O 太平洋保险, como uma das principais seguradoras nacionais, possui uma vasta quantidade de documentos comerciais, como cláusulas de seguro, regras de sinistros e materiais de produtos, totalizando mais de 30.000. Os funcionários de sinistros, consultores de vendas e novos colaboradores precisam consultar esses documentos com frequência para responder perguntas de clientes e concluir operações comerciais. A pesquisa tradicional por palavras-chave tem dificuldade em localizar informações com precisão. Em média, os funcionários levam 15 minutos para encontrar o conteúdo necessário, e o período de treinamento de novos funcionários é de 3 a 6 meses, o que afeta gravemente a eficiência operacional e a experiência do cliente.

Principais Dores

  • Baixa eficiência na pesquisa de conhecimento: mais de 30.000 documentos dependem de pesquisa por palavras-chave, tempo médio de pesquisa de 15 minutos, taxa de precisão inferior a 40%
  • Longos períodos de treinamento de novos funcionários: novos colaboradores levam de 3 a 6 meses para processar negócios de forma independente, com altos custos de treinamento
  • Atualização de conhecimento não sincronizada: cláusulas e regras mudam com frequência, dificultando que os funcionários obtenham informações atualizadas em tempo hábil
  • Requisitos de segurança e conformidade de dados: os dados de negócios de seguros envolvem privacidade do cliente, sendo proibido o uso de serviços de IA em nuvem pública
  • Solução

    Implantação de Arquitetura RAG Privada

    Implante um sistema RAG (Geração Aumentada por Recuperação) baseado no Qwen2.5-72B no ambiente de rede interna, realizando o fatiamento estruturado e a indexação vetorial dos mais de 30.000 documentos, construindo um gráfico de conhecimento corporativo. Todo o processamento de dados e inferência são concluídos na rede interna, atendendo aos requisitos de conformidade do setor financeiro de que os dados não saiam do domínio.

    Perguntas e Respostas Inteligentes e Recomendação de Conhecimento

    Implemente uma interface de perguntas e respostas em linguagem natural, suportando múltiplas rodadas de diálogo e compreensão de contexto. O sistema não apenas retorna respostas precisas, mas também fornece citações do texto original das cláusulas relevantes e recomendações de conhecimento associado, ajudando os usuários a compreender totalmente as regras de negócios. O tempo médio de pesquisa foi reduzido de 15 minutos para 10 segundos.
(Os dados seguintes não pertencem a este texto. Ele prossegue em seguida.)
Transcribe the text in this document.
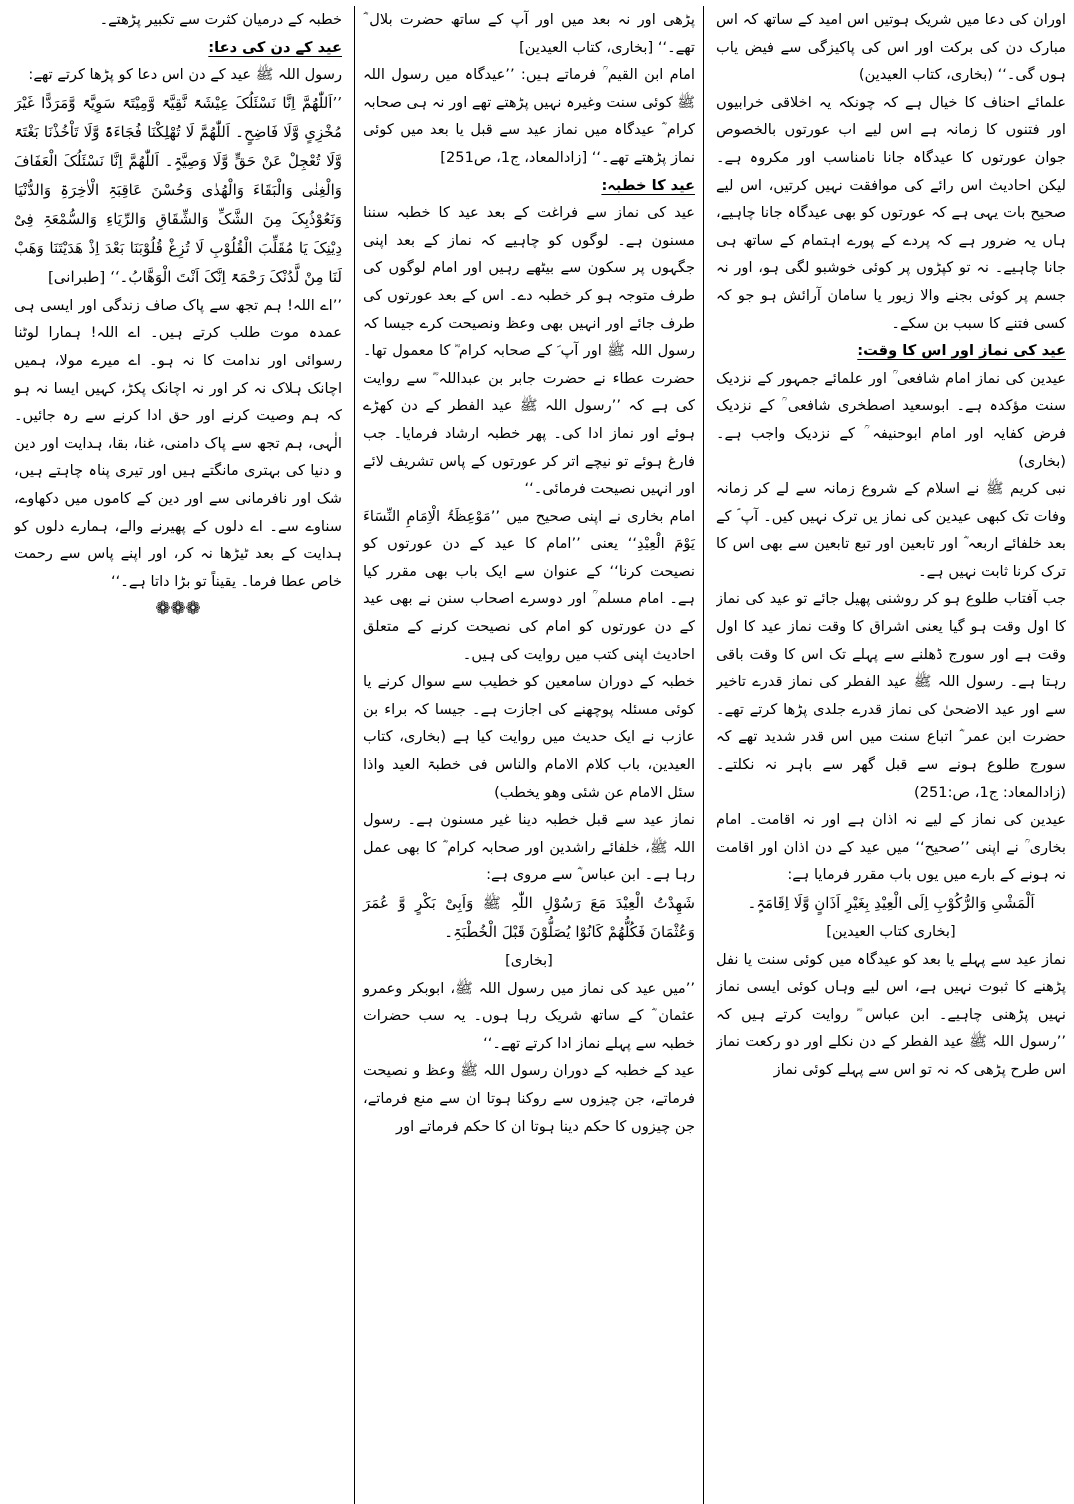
اوران کی دعا میں شریک ہوتیں اس امید کے ساتھ کہ اس مبارک دن کی برکت اور اس کی پاکیزگی سے فیض یاب ہوں گی۔‘‘ (بخاری، کتاب العیدین)

علمائے احناف کا خیال ہے کہ چونکہ یہ اخلاقی خرابیوں اور فتنوں کا زمانہ ہے اس لیے اب عورتوں بالخصوص جوان عورتوں کا عیدگاہ جانا نامناسب اور مکروہ ہے۔ لیکن احادیث اس رائے کی موافقت نہیں کرتیں، اس لیے صحیح بات یہی ہے کہ عورتوں کو بھی عیدگاہ جانا چاہیے، ہاں یہ ضرور ہے کہ پردے کے پورے اہتمام کے ساتھ ہی جانا چاہیے۔ نہ تو کپڑوں پر کوئی خوشبو لگی ہو، اور نہ جسم پر کوئی بجنے والا زیور یا سامان آرائش ہو جو کہ کسی فتنے کا سبب بن سکے۔

عید کی نماز اور اس کا وقت:

عیدین کی نماز امام شافعی ؒ اور علمائے جمہور کے نزدیک سنت مؤکدہ ہے۔ ابوسعید اصطخری شافعی ؒ کے نزدیک فرض کفایہ اور امام ابوحنیفہ ؒ کے نزدیک واجب ہے۔ (بخاری)

نبی کریم ﷺ نے اسلام کے شروع زمانہ سے لے کر زمانہ وفات تک کبھی عیدین کی نماز یں ترک نہیں کیں۔ آپ ؐ کے بعد خلفائے اربعہ ؓ اور تابعین اور تبع تابعین سے بھی اس کا ترک کرنا ثابت نہیں ہے۔

جب آفتاب طلوع ہو کر روشنی پھیل جائے تو عید کی نماز کا اول وقت ہو گیا یعنی اشراق کا وقت نماز عید کا اول وقت ہے اور سورج ڈھلنے سے پہلے تک اس کا وقت باقی رہتا ہے۔ رسول اللہ ﷺ عید الفطر کی نماز قدرے تاخیر سے اور عید الاضحیٰ کی نماز قدرے جلدی پڑھا کرتے تھے۔ حضرت ابن عمر ؓ اتباع سنت میں اس قدر شدید تھے کہ سورج طلوع ہونے سے قبل گھر سے باہر نہ نکلتے۔ (زادالمعاد: ج1، ص:251)

عیدین کی نماز کے لیے نہ اذان ہے اور نہ اقامت۔ امام بخاری ؒ نے اپنی ’’صحیح‘‘ میں عید کے دن اذان اور اقامت نہ ہونے کے بارے میں یوں باب مقرر فرمایا ہے:

اَلْمَشْیِ وَالرُّکُوْبِ اِلَی الْعِیْدِ بِغَیْرِ اَذَانٍ وَّلَا اِقَامَۃٍ۔

[بخاری کتاب العیدین]

نماز عید سے پہلے یا بعد کو عیدگاہ میں کوئی سنت یا نفل پڑھنے کا ثبوت نہیں ہے، اس لیے وہاں کوئی ایسی نماز نہیں پڑھنی چاہیے۔ ابن عباس ؓ روایت کرتے ہیں کہ ’’رسول اللہ ﷺ عید الفطر کے دن نکلے اور دو رکعت نماز اس طرح پڑھی کہ نہ تو اس سے پہلے کوئی نماز

پڑھی اور نہ بعد میں اور آپ کے ساتھ حضرت بلال ؓ تھے۔‘‘ [بخاری، کتاب العیدین]

امام ابن القیم ؒ فرماتے ہیں: ’’عیدگاہ میں رسول اللہ ﷺ کوئی سنت وغیرہ نہیں پڑھتے تھے اور نہ ہی صحابہ کرام ؓ عیدگاہ میں نماز عید سے قبل یا بعد میں کوئی نماز پڑھتے تھے۔‘‘ [زادالمعاد، ج1، ص251]

عید کا خطبہ:

عید کی نماز سے فراغت کے بعد عید کا خطبہ سننا مسنون ہے۔ لوگوں کو چاہیے کہ نماز کے بعد اپنی جگہوں پر سکون سے بیٹھے رہیں اور امام لوگوں کی طرف متوجہ ہو کر خطبہ دے۔ اس کے بعد عورتوں کی طرف جائے اور انہیں بھی وعظ ونصیحت کرے جیسا کہ رسول اللہ ﷺ اور آپ ؐ کے صحابہ کرام ؓ کا معمول تھا۔ حضرت عطاء نے حضرت جابر بن عبداللہ ؓ سے روایت کی ہے کہ ’’رسول اللہ ﷺ عید الفطر کے دن کھڑے ہوئے اور نماز ادا کی۔ پھر خطبہ ارشاد فرمایا۔ جب فارغ ہوئے تو نیچے اتر کر عورتوں کے پاس تشریف لائے اور انہیں نصیحت فرمائی۔‘‘

امام بخاری نے اپنی صحیح میں ’’مَوْعِظَۃُ الْاِمَامِ النِّسَاءَ یَوْمَ الْعِیْدِ‘‘ یعنی ’’امام کا عید کے دن عورتوں کو نصیحت کرنا‘‘ کے عنوان سے ایک باب بھی مقرر کیا ہے۔ امام مسلم ؒ اور دوسرے اصحاب سنن نے بھی عید کے دن عورتوں کو امام کی نصیحت کرنے کے متعلق احادیث اپنی کتب میں روایت کی ہیں۔

خطبہ کے دوران سامعین کو خطیب سے سوال کرنے یا کوئی مسئلہ پوچھنے کی اجازت ہے۔ جیسا کہ براء بن عازب نے ایک حدیث میں روایت کیا ہے (بخاری، کتاب العیدین، باب کلام الامام والناس فی خطبۃ العید واذا سئل الامام عن شئی وھو یخطب)

نماز عید سے قبل خطبہ دینا غیر مسنون ہے۔ رسول اللہ ﷺ، خلفائے راشدین اور صحابہ کرام ؓ کا بھی عمل رہا ہے۔ ابن عباس ؓ سے مروی ہے:

شَھِدْتُ الْعِیْدَ مَعَ رَسُوْلِ اللّٰہِ ﷺ وَاَبِیْ بَکْرٍ وَّ عُمَرَ وَعُثْمَانَ فَکُلُّھُمْ کَانُوْا یُصَلُّوْنَ قَبْلَ الْخُطْبَۃِ۔

[بخاری]

’’میں عید کی نماز میں رسول اللہ ﷺ، ابوبکر وعمرو عثمان ؓ کے ساتھ شریک رہا ہوں۔ یہ سب حضرات خطبہ سے پہلے نماز ادا کرتے تھے۔‘‘

عید کے خطبہ کے دوران رسول اللہ ﷺ وعظ و نصیحت فرماتے، جن چیزوں سے روکنا ہوتا ان سے منع فرماتے، جن چیزوں کا حکم دینا ہوتا ان کا حکم فرماتے اور

خطبہ کے درمیان کثرت سے تکبیر پڑھتے۔

عید کے دن کی دعا:

رسول اللہ ﷺ عید کے دن اس دعا کو پڑھا کرتے تھے:

’’اَللّٰھُمَّ اِنَّا نَسْئَلُکَ عِیْشَۃً نَّقِیَّۃً وَّمِیْتَۃً سَوِیَّۃً وَّمَرَدًّا غَیْرَ مُخْزِیٍ وَّلَا فَاضِحٍ۔ اَللّٰھُمَّ لَا تُھْلِکْنَا فُجَاءَۃً وَّلَا تَاْخُذْنَا بَغْتَۃً وَّلَا تُعْجِلْ عَنْ حَقٍّ وَّلَا وَصِیَّۃٍ۔ اَللّٰھُمَّ اِنَّا نَسْئَلُکَ الْعَفَافَ وَالْغِنٰی وَالْبَقَاءَ وَالْھُدٰی وَحُسْنَ عَاقِبَۃِ الْاٰخِرَۃِ وَالدُّنْیَا وَنَعُوْذُبِکَ مِنَ الشَّکِّ وَالشِّقَاقِ وَالرِّیَاءِ وَالسُّمْعَۃِ فِیْ دِیْنِکَ یَا مُقَلِّبَ الْقُلُوْبِ لَا تُزِغْ قُلُوْبَنَا بَعْدَ اِذْ ھَدَیْتَنَا وَھَبْ لَنَا مِنْ لَّدُنْکَ رَحْمَۃً اِنَّکَ اَنْتَ الْوَھَّابُ۔‘‘ [طبرانی]

’’اے اللہ! ہم تجھ سے پاک صاف زندگی اور ایسی ہی عمدہ موت طلب کرتے ہیں۔ اے اللہ! ہمارا لوٹنا رسوائی اور ندامت کا نہ ہو۔ اے میرے مولا، ہمیں اچانک ہلاک نہ کر اور نہ اچانک پکڑ، کہیں ایسا نہ ہو کہ ہم وصیت کرنے اور حق ادا کرنے سے رہ جائیں۔ الٰہی، ہم تجھ سے پاک دامنی، غنا، بقا، ہدایت اور دین و دنیا کی بہتری مانگتے ہیں اور تیری پناہ چاہتے ہیں، شک اور نافرمانی سے اور دین کے کاموں میں دکھاوے، سناوے سے۔ اے دلوں کے پھیرنے والے، ہمارے دلوں کو ہدایت کے بعد ٹیڑھا نہ کر، اور اپنے پاس سے رحمت خاص عطا فرما۔ یقیناً تو بڑا داتا ہے۔‘‘

❁❁❁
    Atualização Automática da Base de Conhecimento

    Conecte-se ao sistema de gerenciamento de conteúdo da empresa. Quando houver alterações nas cláusulas ou regras, a atualização incremental do índice será acionada automaticamente, garantindo que a base de conhecimento esteja sempre sincronizada com as regras de negócios mais recentes, eliminando o risco de atraso de informações.

    Dados de Efeito

    IndicadorAntes da TransformaçãoDepois da TransformaçãoMelhoria
    Tempo de pesquisa de conhecimento15 minutos10 segundos99%
    Taxa de precisão das respostas40%92%130%
    Período de treinamento de novos funcionários3-6 meses1-2 meses67%
    Atraso na atualização de conhecimento7 diasEm tempo real100%

    Stack de Tecnologia

    Qwen2.5-72B, banco de dados vetorial Milvus, LangChain, FastAPI, Vue.js, implantação em rede interna com Nginx

    Após o lançamento da base de conhecimento, a eficiência da equipe de sinistros dobrou. O mais importante é que todos os dados ficam na rede interna, atendendo plenamente aos requisitos de conformidade.